Final answer:
The equilibrium concentrations of O₂ and SO₃ in the reaction 2SO₂(g) + O₂(g) ⇒ 2SO₃(g) are 0.5375 mol/L for O₂ and 0.925 mol/L for SO₃, based on the stoichiometry and the given equilibrium concentration of SO₂.
Step-by-step explanation:
To calculate the equilibrium concentrations of O₂ and SO₃ in the equilibrium reaction 2SO₂(g) + O₂(g) ⇒ 2SO₃(g), you must first establish a ratio based on the stoichiometry of the balanced equation. Using an ICE table (Initial, Change, Equilibrium), if you start with 1.00 mole of SO₂ and O₂ initially, the change in SO₂ concentration to reach 0.075 mol/L at equilibrium means (1.00 - 0.075) mol/L of SO₂ reacted. Since the reaction describes a 2:1 mole ratio between SO₂ and O₂, this implies that (1.00 - 0.075)/2 = 0.4625 mol/L of O₂ reacted.
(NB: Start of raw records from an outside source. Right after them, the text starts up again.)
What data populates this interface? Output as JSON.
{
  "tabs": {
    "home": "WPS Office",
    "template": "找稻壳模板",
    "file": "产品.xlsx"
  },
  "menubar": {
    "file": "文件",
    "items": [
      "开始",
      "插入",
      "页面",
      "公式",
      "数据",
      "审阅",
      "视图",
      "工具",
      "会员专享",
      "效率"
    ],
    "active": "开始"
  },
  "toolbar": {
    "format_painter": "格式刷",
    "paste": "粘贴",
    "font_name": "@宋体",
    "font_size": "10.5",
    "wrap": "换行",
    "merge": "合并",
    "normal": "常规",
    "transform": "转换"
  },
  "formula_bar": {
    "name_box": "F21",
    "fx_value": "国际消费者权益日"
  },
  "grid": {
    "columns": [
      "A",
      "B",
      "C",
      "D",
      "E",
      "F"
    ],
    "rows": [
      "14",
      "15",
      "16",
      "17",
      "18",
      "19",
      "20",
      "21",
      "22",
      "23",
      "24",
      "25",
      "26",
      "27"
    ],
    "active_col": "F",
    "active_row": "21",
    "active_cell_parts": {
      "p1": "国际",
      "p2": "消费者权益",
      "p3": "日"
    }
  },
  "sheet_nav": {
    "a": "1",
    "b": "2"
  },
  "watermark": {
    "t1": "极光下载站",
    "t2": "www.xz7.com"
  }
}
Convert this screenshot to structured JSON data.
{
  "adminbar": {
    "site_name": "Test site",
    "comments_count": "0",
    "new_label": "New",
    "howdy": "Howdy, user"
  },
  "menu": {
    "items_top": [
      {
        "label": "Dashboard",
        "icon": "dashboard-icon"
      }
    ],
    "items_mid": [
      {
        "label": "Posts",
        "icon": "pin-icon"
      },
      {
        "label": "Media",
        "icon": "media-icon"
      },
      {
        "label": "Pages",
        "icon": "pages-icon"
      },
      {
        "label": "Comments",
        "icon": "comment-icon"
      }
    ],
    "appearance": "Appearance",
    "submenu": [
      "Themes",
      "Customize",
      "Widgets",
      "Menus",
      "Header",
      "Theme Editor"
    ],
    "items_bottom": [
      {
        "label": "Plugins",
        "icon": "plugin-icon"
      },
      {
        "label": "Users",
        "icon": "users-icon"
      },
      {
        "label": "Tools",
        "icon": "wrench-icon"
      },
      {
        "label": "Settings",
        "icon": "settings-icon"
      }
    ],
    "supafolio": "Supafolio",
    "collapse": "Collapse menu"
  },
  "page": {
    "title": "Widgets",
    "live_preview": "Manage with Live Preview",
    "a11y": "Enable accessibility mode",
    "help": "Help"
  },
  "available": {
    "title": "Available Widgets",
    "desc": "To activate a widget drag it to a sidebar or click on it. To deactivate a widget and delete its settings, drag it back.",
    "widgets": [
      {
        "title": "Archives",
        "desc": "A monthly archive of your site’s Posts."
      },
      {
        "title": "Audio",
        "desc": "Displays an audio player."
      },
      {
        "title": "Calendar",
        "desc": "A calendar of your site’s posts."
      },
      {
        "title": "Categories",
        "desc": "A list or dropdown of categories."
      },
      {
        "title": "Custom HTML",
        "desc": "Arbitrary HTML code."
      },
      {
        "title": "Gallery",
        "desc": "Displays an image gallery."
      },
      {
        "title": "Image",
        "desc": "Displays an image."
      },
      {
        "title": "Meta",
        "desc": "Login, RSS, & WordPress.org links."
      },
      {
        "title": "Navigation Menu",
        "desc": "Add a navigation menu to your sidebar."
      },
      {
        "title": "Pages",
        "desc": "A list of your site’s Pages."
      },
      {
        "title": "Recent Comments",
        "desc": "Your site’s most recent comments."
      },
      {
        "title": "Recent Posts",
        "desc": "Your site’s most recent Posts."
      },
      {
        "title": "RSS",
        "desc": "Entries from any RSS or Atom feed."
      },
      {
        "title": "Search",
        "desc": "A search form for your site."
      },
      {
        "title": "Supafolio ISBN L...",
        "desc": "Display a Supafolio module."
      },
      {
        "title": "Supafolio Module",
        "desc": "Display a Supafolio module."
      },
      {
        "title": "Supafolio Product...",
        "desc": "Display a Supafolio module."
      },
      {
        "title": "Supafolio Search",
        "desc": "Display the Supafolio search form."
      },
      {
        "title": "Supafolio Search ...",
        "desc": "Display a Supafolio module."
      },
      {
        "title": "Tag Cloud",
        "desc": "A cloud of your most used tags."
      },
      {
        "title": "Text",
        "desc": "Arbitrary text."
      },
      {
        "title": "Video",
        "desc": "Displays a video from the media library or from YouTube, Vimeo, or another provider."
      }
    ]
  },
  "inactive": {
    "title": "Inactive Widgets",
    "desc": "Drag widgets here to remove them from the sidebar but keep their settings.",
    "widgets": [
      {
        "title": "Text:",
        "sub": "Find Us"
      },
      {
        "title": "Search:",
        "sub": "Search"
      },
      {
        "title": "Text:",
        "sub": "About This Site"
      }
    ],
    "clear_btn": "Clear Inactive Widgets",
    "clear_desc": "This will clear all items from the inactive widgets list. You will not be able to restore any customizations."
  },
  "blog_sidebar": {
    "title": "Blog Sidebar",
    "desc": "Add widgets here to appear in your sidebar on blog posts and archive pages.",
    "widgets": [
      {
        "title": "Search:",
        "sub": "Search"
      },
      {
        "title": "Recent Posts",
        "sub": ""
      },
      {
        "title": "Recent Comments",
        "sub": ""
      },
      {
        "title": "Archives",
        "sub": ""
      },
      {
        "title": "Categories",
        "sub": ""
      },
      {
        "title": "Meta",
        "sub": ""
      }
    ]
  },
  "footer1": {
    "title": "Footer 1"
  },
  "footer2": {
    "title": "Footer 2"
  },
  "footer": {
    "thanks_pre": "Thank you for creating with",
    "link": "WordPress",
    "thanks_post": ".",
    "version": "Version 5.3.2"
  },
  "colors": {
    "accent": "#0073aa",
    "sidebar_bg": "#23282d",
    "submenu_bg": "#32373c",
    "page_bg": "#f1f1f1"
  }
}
Thus, the equilibrium concentration of O₂ would be 1.00 - 0.4625 = 0.5375 mol/L. Since 2 moles of SO₃ are produced for every 2 moles of SO₂ that reacts, the equilibrium concentration for SO₃ is the same as the amount of SO₂ that reacted, which is 1.00 - 0.075 = 0.925 mol/L. It's important to note that this assumes the volume of the flask does not change.